Com 14 álbuns no fundo de catálogo não seria, de resto, difícil para os Sepultura construírem um alinhamento de clássicos e partirem em tour pelo mundo, vivendo à custa de um passado brilhante. A banda não parece, no entanto, de resto nunca pareceu, interessada em viver apenas e somente à custa do passado e, mesmo depois de ter perdido os dois elementos fundadores, nunca baixou os braços, continuando a esculpir, a pulso, um percurso sinuoso que desafia todas e quaisquer expectativas que se pudesse ter em relação a eles. 

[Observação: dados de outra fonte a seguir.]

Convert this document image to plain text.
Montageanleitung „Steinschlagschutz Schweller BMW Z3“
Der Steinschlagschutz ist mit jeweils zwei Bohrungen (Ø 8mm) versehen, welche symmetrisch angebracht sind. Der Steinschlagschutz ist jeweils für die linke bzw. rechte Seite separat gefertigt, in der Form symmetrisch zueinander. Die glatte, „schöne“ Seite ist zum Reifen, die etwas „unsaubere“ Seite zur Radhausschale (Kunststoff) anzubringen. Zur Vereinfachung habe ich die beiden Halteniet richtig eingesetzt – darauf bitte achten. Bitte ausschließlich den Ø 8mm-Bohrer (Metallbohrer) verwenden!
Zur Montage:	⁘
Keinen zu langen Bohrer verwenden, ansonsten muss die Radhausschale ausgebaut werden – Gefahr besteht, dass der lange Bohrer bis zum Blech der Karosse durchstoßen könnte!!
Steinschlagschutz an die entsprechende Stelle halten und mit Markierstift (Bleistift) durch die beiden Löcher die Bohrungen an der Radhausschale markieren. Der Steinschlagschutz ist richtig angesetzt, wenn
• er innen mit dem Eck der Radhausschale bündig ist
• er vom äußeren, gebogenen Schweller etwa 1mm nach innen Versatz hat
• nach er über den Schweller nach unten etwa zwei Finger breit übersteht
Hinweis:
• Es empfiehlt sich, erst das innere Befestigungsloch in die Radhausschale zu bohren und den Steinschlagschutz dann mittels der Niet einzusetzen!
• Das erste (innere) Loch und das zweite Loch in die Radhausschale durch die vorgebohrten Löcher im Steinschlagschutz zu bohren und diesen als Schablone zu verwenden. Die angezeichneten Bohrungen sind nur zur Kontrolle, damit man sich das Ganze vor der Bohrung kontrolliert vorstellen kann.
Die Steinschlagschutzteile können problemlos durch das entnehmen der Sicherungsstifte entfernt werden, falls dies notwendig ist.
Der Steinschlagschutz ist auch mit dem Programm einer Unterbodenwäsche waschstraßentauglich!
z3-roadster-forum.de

Fruto da convicção inabalável do timoneiro Andreas Kisser, os porta-estandartes da música de peso brasileira souberam como reerguer-se e, carregando nos ombros o peso inolvidável dos dias de glória que viveram na transição dos 80s para os 90s graças à sequência de álbuns clássicos formada por «Beneath The Remains», «Arise», «Chaos A.D.» e «Roots», reinventaram-se à luz deste novo milénio, caminhando por terrenos experimentais e aventureiros, mas com um pé firme na tradição thrash. Editado na sequência dos muito aplaudidos «A-Lex», «Kairos» e «The Mediator Between Head And Hands Must Be The Heart», «Machine Messiah» foi disponibilizado no dia 23 de Janeiro deste ano e veio quebrar um período de três anos de silêncio editorial por parte do coletivo com uma bomba refratária de riffs pesados, ritmos rápidos, arranjos elaborados e uma atitude experimental ainda um pouco mais arrojada. O risco foi, uma vez mais, recompensado com elogios por parte da crítica e uma receção calorosa por parte do público, de que é um ótimo exemplo a entrada para o #35 da tabela de vendas nacional.   

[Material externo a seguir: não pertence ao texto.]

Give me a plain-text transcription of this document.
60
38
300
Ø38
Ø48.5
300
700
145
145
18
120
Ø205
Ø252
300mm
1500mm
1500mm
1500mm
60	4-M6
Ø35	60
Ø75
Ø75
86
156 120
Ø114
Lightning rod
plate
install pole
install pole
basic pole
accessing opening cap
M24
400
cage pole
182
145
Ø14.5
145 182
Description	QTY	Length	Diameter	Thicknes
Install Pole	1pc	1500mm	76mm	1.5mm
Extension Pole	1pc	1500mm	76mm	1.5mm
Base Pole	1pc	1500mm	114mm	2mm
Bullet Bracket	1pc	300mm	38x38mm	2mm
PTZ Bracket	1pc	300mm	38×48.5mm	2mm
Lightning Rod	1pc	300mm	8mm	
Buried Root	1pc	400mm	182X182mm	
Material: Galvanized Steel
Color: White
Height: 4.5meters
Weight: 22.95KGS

Nesta paragem portuguesa da Machine Messiah Tour 2017, os Sepultura vão contar com os nacionais Equaleft como “suporte”. Contando com mais de uma década de existência, o grupo do Porto juntou-se em 2003 e, desde então, têm vindo paulatinamente a afirmar-se como um dos mais trabalhadores e astutos projetos criados em solo lusitano no Séc. XXI. Optando por seguir um esquema de crescimento sustentado, o quinteto começou por gravar dois singles, sucedidos rapidamente pela maqueta «as the irony preVails» e pelo EP «the truth Vnravels», em 2010. Essas quatro edições, recebidas de uma forma muito positiva pelo público e imprensa, mostraram uma banda apostada em fugir ao óbvio, à procura de uma linguagem própria enquanto iam diluindo as suas referências num som bem forte e poderoso, em que o virtuosismo dos instrumentistas tem tanta preponderância como a energia que caracterizam o vocalista do grupo. Em 2014, pouco mais de uma década depois de ter iniciado o seu percurso, a banda lançou finalmente o seu álbum de estreia – «adapt & survive», editado em parceria pela Raging Planet e Raising Legends – que se afirmou como um dos discos mais interessantes do ano, verdadeira explosão de balanço grave, atitude e muito peso, apoiado em guitarras de oito cordas.